This evaluates capabilities and performances of each algorithm through methodological conversation and statistical trying. Special topics on the large-scale SCUC engine expansion are also discussed, such as input data show, dormant constrains removal, possibility executive, infeasibility management, comparable computing, and representation generality. This benefit scholarly researchers, software developers, and system operators when they design, develop and evaluate efficient models and algorithms for solving large-scale SCUC problems.
As SCUC is a key decision-making tool for power systems operation, careful attention has to be paid to its solution speed and performance, especially for large-scale power systems.
1.1.1 Security-Constrained Unit Commitment (SCUC)
SCUC as one of key components in power system operation is being widely applied in vertically integrated utilities and restructured power systems. The efficient solution framework is to implement iterations between a master problem (unit commitment) and sub-problems (network security evaluations). In industrial applications, both Lagrangian relaxation and mixed-integer programming are commonly applied for the unit commitment problem, and both linear sensitivity factor and Benders cut Methods are used to generate additional constraints in the phase of network security evaluations. This paper evaluates capabilities and performances of each algorithm through technical discussion and numerical testing. Special topics on the large-scale SCUC engine development are also discussed in this paper, such as input data screening, inactive constrains elimination, contingency management, infeasibility handling, parallel computing, and model simplification. This paper will benefit academic researchers, software developers, and system operators when they design, develop and assess effective models and algorithms for solving large-scale SCUC problems.
In general, SCUC satisfies the prevailing constraints including:
• Power balance.
• System spinning and operating reserve requirements.
• Minimum ON and OFF time limits.
• Maximum number of unit startups.
• Generating unit ramping limits.
• Minimum and maximum generation capacity.
• Must-on and area protection constraints.
• Forbidden operating region of generating units.
• Startup and shutdown characteristics of generating units.
• Fuel and emission constraints in vertically integrated utility or energy constraints in restructured power systems.
• Transmission flow and bus voltage limits.
• Limits on state and control variables including real and reactive power generation, shunt capacitors, controlled voltages, and tap-changing and phase-shifting transformer adjustments.
• System operation constraints for credible contingencies. In order to build the SCUC problem, the hourly load forecast and system reserve requirements over a time period should be determined by system operators. The physical characteristics and operating conditions of generating units (e.g., coal, oil, gas, nuclear, hydro, combined cycle, pumped storage, wind, and solar) and transmission equipment’s (e.g., tap-changing transformers and phase shifters, controllable series capacitors, switchable lines and high-voltage current transmissions) should also be considered as inputs. The SCUC solution provides the hourly generation schedule for supplying the system load and satisfying the transmission network security at the normal state. The scheduling of hourly generating reserve could also withstand sudden disturbances in power systems, such as unexpected changes in hourly load and transmission line/generating unit contingencies.

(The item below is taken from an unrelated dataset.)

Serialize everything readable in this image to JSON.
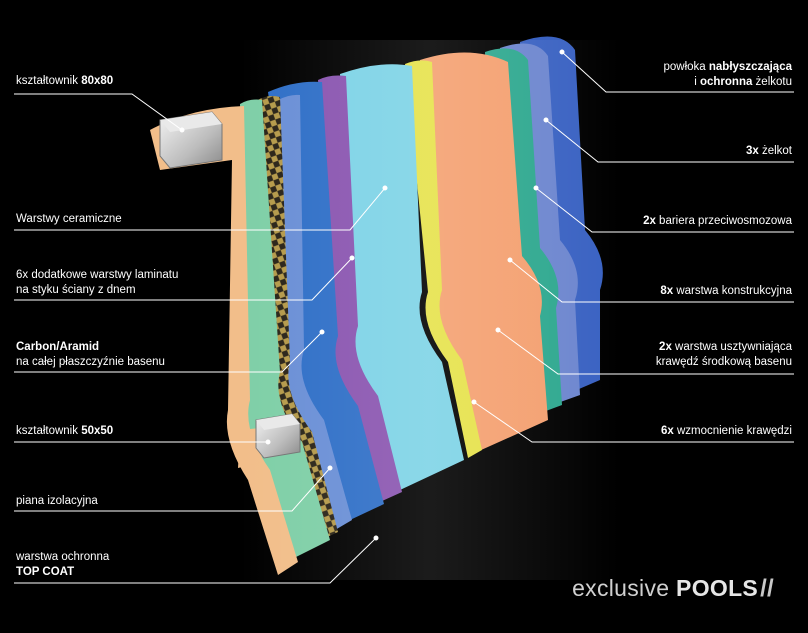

1.1.2 Methodologies for SCUCSub-Problems
In SCUC sub problems, the network evaluation for the base case and contingency cases are performed based on the generation schedules from the SCUC master problem. The network security constraints under base case and contingencies include real and reactive nodal power balances, transmission flow (MW or MVA) limits, flow gate MW flow limits, bus voltage limits, reactive power generation limits, limits on capacitor adjustment, limits on transformer taps and phase shifter angles, and corrective actions for contingencies.

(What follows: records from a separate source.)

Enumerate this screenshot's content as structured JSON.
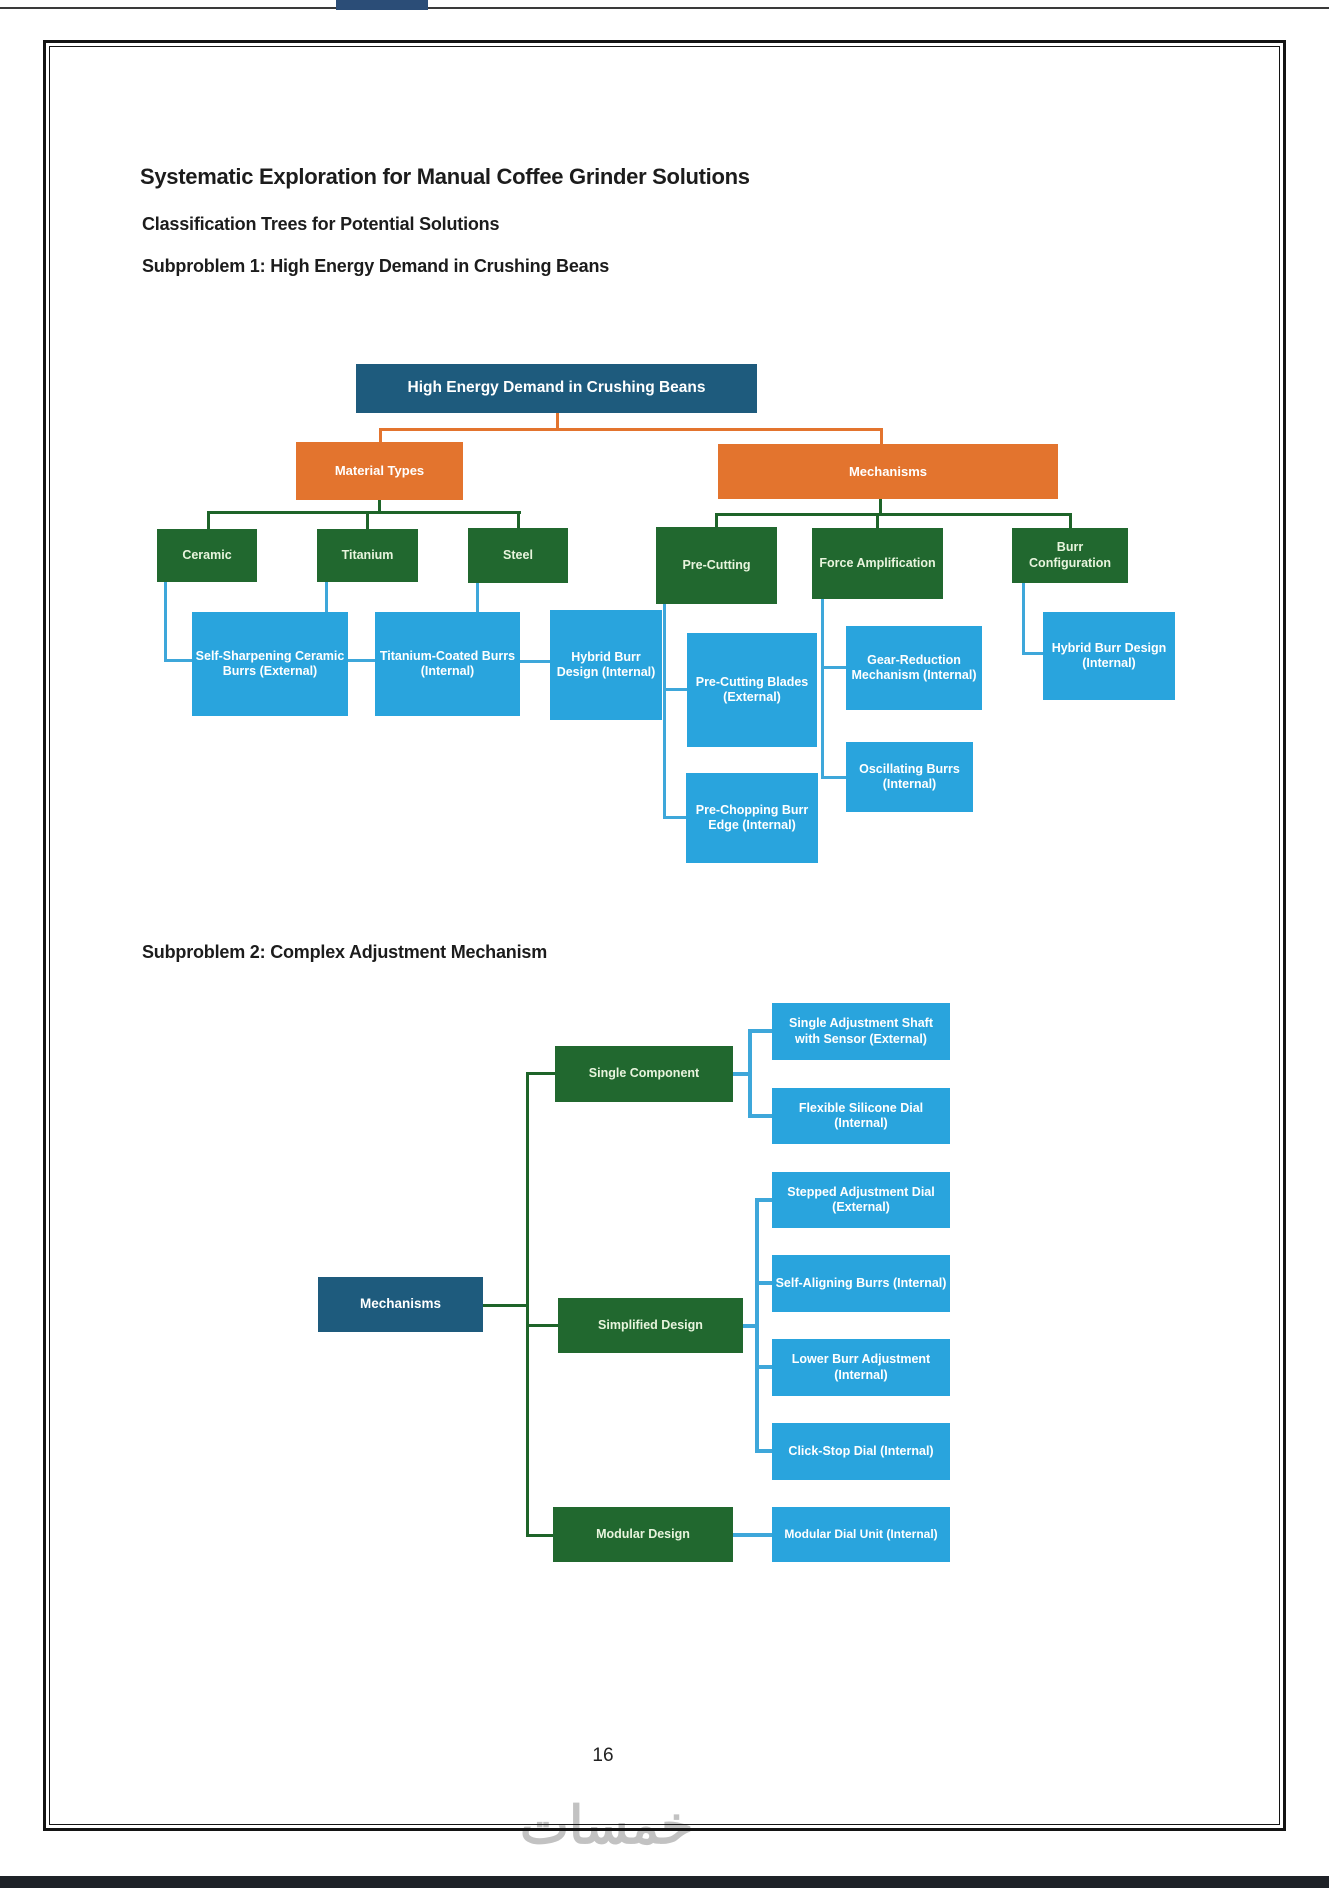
{
  "page": {
    "title": "Systematic Exploration for Manual Coffee Grinder Solutions",
    "section_heading": "Classification Trees for Potential Solutions",
    "subproblem1_heading": "Subproblem 1: High Energy Demand in Crushing Beans",
    "subproblem2_heading": "Subproblem 2: Complex Adjustment Mechanism",
    "page_number": "16",
    "watermark_text": "خمسات"
  },
  "colors": {
    "root_node": "#1e5b7d",
    "category_node": "#e3742e",
    "branch_node": "#21682f",
    "leaf_node": "#29a4dd",
    "green_connector": "#1e6429",
    "blue_connector": "#3ea7da"
  },
  "tree1": {
    "root": "High Energy Demand in Crushing Beans",
    "branches": [
      {
        "label": "Material Types"
      },
      {
        "label": "Mechanisms"
      }
    ],
    "categories": [
      {
        "label": "Ceramic"
      },
      {
        "label": "Titanium"
      },
      {
        "label": "Steel"
      },
      {
        "label": "Pre-Cutting"
      },
      {
        "label": "Force Amplification"
      },
      {
        "label": "Burr Configuration"
      }
    ],
    "leaves": [
      {
        "label": "Self-Sharpening Ceramic Burrs (External)"
      },
      {
        "label": "Titanium-Coated Burrs (Internal)"
      },
      {
        "label": "Hybrid Burr Design (Internal)"
      },
      {
        "label": "Pre-Cutting Blades (External)"
      },
      {
        "label": "Pre-Chopping Burr Edge (Internal)"
      },
      {
        "label": "Gear-Reduction Mechanism (Internal)"
      },
      {
        "label": "Oscillating Burrs (Internal)"
      },
      {
        "label": "Hybrid Burr Design (Internal)"
      }
    ]
  },
  "tree2": {
    "root": "Mechanisms",
    "branches": [
      {
        "label": "Single Component"
      },
      {
        "label": "Simplified Design"
      },
      {
        "label": "Modular Design"
      }
    ],
    "leaves": [
      {
        "label": "Single Adjustment Shaft with Sensor (External)"
      },
      {
        "label": "Flexible Silicone Dial (Internal)"
      },
      {
        "label": "Stepped Adjustment Dial (External)"
      },
      {
        "label": "Self-Aligning Burrs (Internal)"
      },
      {
        "label": "Lower Burr Adjustment (Internal)"
      },
      {
        "label": "Click-Stop Dial (Internal)"
      },
      {
        "label": "Modular Dial Unit (Internal)"
      }
    ]
  }
}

The network security evaluation often adopts a dc model. The serious shortcoming of the DC model is that it provides no explicit information on bus voltages and reactive power, even that it has a poor accuracy in computing the real power flows on the lines with high ratios. The dc model is used in the SCUC problem only because of its simplicity and speed. A hybrid approach is another choice for the network security evaluation. For example, the full ac model is for base case due to its accuracy, the dc model for all contingencies because of its rapidity. However, a perfect network model should take into account full ac constraints for the base case and contingencies. Two main methods, the Linear Sensitivity Factor (LSF) method and Benders cut method are utilized to solve the hourly network security check sub problems and generate additional transmission security constraints for resolving the UC problem.
In restructured power systems, Independent System Operators (ISOs) utilize security-constrained unit commitment (SCUC) to clear the day-ahead and real-time markets. In general, the SCUC is a constrained optimization problem that minimizes the system operating cost including units' generation and startup/shutdown costs. The constraints include unit commitment constraints and transmission network security constraints.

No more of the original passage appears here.